Checkout, Frequently Asked Questions!

Ibex Machine Learning Module#

Ibex offers a dedicated machine learning module that simplifies the process of using popular machine learning packages on the cluster.

This module contains the following widely used machine learning packages:

  • Dask

  • Jax

  • Jupyter

  • Keras

  • Pandas

  • PyTorch

  • Rapids

  • Scikit-Learn

  • TensorFlow

Key Information#

Here are some important details about the Ibex machine learning module:

  • To view all the installed packages in the module, you can run the following command:

    pip list
    
  • Conda is not available within this module. Users are encouraged to manage their own software stacks using Conda (+Pip) if needed (Install Miniconda in your user directory).

  • The machine learning module is only available on the glogin nodes and is part of the GPU software stack. This is important to note for users who require GPU support for their machine learning tasks.

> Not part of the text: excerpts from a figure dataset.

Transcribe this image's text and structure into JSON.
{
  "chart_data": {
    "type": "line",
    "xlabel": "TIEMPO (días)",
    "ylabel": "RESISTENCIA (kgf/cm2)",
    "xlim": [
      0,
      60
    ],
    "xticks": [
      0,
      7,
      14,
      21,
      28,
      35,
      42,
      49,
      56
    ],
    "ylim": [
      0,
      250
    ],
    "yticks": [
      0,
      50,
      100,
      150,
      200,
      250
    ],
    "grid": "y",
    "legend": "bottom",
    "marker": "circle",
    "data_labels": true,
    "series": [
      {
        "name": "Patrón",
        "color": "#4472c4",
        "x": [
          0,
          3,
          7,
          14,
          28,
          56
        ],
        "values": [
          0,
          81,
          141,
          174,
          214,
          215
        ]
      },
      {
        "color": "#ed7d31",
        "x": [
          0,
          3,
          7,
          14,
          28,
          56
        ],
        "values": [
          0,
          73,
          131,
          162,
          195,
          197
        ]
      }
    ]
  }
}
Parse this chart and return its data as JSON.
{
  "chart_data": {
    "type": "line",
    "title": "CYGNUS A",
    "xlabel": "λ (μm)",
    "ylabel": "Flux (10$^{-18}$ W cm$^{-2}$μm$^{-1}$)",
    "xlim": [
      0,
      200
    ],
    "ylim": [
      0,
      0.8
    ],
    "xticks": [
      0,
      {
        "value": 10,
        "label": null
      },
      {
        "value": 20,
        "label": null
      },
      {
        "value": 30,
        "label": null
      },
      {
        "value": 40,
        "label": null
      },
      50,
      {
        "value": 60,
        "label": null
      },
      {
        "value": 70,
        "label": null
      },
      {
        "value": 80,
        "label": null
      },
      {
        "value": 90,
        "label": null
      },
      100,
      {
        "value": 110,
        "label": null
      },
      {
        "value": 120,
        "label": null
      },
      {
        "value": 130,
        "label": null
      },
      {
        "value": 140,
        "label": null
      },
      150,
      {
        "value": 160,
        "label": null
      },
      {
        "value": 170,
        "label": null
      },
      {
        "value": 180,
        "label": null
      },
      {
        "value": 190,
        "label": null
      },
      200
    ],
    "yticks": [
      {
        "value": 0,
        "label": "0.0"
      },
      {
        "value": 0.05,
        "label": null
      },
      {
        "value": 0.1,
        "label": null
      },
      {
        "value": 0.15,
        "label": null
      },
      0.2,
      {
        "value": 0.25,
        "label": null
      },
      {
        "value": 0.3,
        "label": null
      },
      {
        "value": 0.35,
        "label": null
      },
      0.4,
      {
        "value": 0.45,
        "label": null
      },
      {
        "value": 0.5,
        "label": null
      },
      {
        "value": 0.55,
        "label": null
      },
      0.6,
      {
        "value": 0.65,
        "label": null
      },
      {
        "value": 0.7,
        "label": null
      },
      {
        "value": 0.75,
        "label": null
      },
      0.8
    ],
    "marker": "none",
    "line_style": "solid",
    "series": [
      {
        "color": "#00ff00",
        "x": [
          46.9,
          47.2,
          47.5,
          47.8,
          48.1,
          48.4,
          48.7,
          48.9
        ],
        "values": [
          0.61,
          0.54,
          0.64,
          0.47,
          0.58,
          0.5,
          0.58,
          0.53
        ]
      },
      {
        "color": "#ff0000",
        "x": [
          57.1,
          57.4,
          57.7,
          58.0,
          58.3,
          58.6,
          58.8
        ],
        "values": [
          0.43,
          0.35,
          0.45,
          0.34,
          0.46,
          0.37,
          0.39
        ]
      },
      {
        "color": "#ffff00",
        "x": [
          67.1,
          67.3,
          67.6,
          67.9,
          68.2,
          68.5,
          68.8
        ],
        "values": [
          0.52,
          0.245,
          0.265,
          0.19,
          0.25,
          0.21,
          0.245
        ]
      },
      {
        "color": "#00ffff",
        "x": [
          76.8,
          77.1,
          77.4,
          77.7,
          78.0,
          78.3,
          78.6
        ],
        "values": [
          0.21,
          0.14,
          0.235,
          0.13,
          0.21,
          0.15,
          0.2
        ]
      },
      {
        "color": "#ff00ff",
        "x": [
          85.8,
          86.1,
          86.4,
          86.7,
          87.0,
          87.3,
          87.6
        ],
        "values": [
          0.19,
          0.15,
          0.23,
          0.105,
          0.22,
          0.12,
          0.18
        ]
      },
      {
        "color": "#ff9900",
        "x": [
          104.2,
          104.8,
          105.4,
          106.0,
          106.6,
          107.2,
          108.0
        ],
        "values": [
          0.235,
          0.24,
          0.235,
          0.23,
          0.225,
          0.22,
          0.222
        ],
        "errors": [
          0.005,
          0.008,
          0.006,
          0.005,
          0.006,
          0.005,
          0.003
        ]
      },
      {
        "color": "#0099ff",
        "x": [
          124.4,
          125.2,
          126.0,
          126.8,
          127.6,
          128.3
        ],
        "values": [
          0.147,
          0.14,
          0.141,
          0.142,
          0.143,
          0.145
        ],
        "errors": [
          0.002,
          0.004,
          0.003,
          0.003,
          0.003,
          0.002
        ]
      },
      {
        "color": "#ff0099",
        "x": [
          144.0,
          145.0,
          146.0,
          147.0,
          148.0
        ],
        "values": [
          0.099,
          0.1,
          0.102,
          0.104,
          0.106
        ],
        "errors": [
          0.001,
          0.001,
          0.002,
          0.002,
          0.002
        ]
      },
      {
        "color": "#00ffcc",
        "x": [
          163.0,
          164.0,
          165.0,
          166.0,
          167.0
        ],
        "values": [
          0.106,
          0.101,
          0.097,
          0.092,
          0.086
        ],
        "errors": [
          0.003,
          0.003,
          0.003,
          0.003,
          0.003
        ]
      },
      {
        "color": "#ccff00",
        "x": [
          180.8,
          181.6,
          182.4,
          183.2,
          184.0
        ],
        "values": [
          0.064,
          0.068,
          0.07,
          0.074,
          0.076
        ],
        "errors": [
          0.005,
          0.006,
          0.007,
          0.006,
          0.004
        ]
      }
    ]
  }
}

  • The module is typically updated bi-annually, usually prior to the start of a new semester. This ensures that users have access to the latest versions of the included machine learning packages.

Getting Started#

The Ibex machine learning module is intended to help new users quickly get started with running machine learning jobs on the cluster. It provides a pre-configured environment with essential packages. However, more experienced users or those with specific version requirements for particular packages, or those who need additional packages, should consider using Conda (+Pip) to manage their own software stacks.

By using the Ibex machine learning module, you can streamline your workflow and leverage the power of the HPC cluster for your machine learning tasks.

To load the machine_learning module simply run:

module load machine_learning

Note

Remember to check for updated versions of the module by running:

module av machine_learning

Warning

If you have specific package version requirements or need additional packages not included in the module, consider using Conda to create a custom environment.